M. MAHMOUD ABBAS - Au nom de Dieu clément et miséricordieux je suis heureux d'accueillir aujourd'hui le Président Nicolas SARKOZY, ainsi que la troïka européenne. Cette visite vient dans des circonstances extrêmement difficiles, alors que l'agression israélienne se poursuit par terre, air et mer contre notre peuple à Gaza.
Je demande un arrêt immédiat et sans condition de l'agression israélienne contre le territoire de Gaza. Ensuite, nous sommes disposés à discuter des autres problèmes, de l'ensemble des autres problèmes, y compris l'affirmation de la trêve, l'ouverture des points de passage et la levée du blocus ainsi qu'une présence internationale dans les territoires palestiniens occupés. Il y a une tragédie humanitaire à Gaza qui doit être traitée immédiatement. Il y a un million et demi de personnes qui n'ont pas d'eau, qui n'ont pas d'électricité, qui n'ont pas de carburant, d'alimentation, de médicaments, qui n'ont même plus de maison. Il faut absolument leur faire parvenir l'aide humanitaire.

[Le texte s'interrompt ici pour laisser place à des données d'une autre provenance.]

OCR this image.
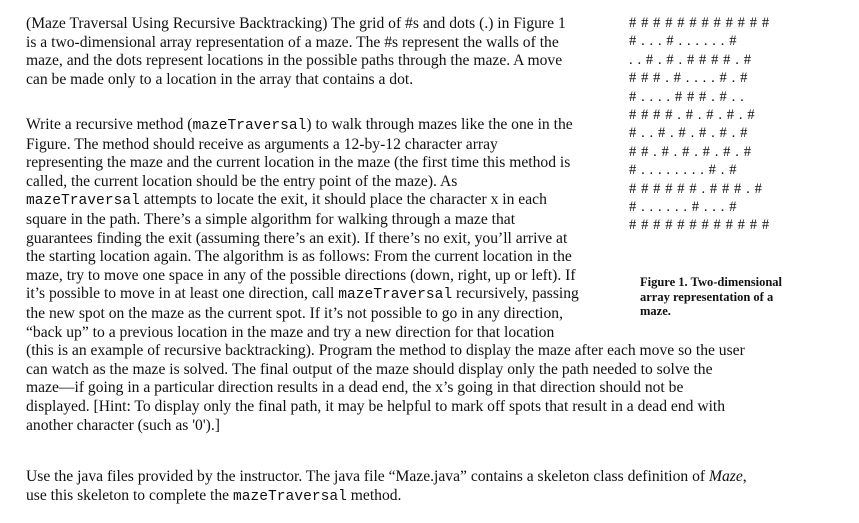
(Maze Traversal Using Recursive Backtracking) The grid of #s and dots (.) in Figure 1
is a two-dimensional array representation of a maze. The #s represent the walls of the
maze, and the dots represent locations in the possible paths through the maze. A move
can be made only to a location in the array that contains a dot.
Write a recursive method (mazeTraversal) to walk through mazes like the one in the
Figure. The method should receive as arguments a 12-by-12 character array
representing the maze and the current location in the maze (the first time this method is
called, the current location should be the entry point of the maze). As
mazeTraversal attempts to locate the exit, it should place the character x in each
square in the path. There’s a simple algorithm for walking through a maze that
guarantees finding the exit (assuming there’s an exit). If there’s no exit, you’ll arrive at
the starting location again. The algorithm is as follows: From the current location in the
maze, try to move one space in any of the possible directions (down, right, up or left). If
it’s possible to move in at least one direction, call mazeTraversal recursively, passing
the new spot on the maze as the current spot. If it’s not possible to go in any direction,
“back up” to a previous location in the maze and try a new direction for that location
(this is an example of recursive backtracking). Program the method to display the maze after each move so the user
can watch as the maze is solved. The final output of the maze should display only the path needed to solve the
maze—if going in a particular direction results in a dead end, the x’s going in that direction should not be
displayed. [Hint: To display only the final path, it may be helpful to mark off spots that result in a dead end with
another character (such as '0').]
Use the java files provided by the instructor. The java file “Maze.java” contains a skeleton class definition of Maze,
use this skeleton to complete the mazeTraversal method.
# # # # # # # # # # # #
# . . . # . . . . . . #
. . # . # . # # # # . #
# # # . # . . . . # . #
# . . . . # # # . # . .
# # # # . # . # . # . #
# . . # . # . # . # . #
# # . # . # . # . # . #
# . . . . . . . . # . #
# # # # # # . # # # . #
# . . . . . . # . . . #
# # # # # # # # # # # #
Figure 1. Two-dimensional
array representation of a
maze.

Dans ce cadre, nous aimerions remercier les pays arabes, l'ensemble des pays du monde et les peuples du monde, y compris les pays de l'Union européenne, d'avoir envoyé une aide médicale, une alimentaire d'urgence et nous espérons que cette aide parviendra rapidement à notre peuple à Gaza.
Nous aimerions remercier nos frères en Egypte, en Jordanie pour l'aide qu'ils nous ont fournie afin de faire parvenir cette assistance humanitaire.
Et dans le cadre de nos tentatives incessantes pour parvenir à l'adoption d'une résolution au Conseil de sécurité pour arrêter l'agression et l'action militaire israélienne actuelle, la délégation ministérielle arabe qui s'est vu confier un mandat par le Conseil de la Ligue arabe, est arrivée à New York. Elle a commencé ses discussions avec l'ensemble des partis concerné et, juste après la fin de cette réunion, de cet entretien avec le Président SARKOZY, je vais partir à New York afin de demander au Conseil de sécurité d'adopter une résolution pour arrêter l'agression, lever le blocus et pour qu'il y ait une présence internationale dans les Territoires palestiniens, pour garantir la protection du peuple palestinien.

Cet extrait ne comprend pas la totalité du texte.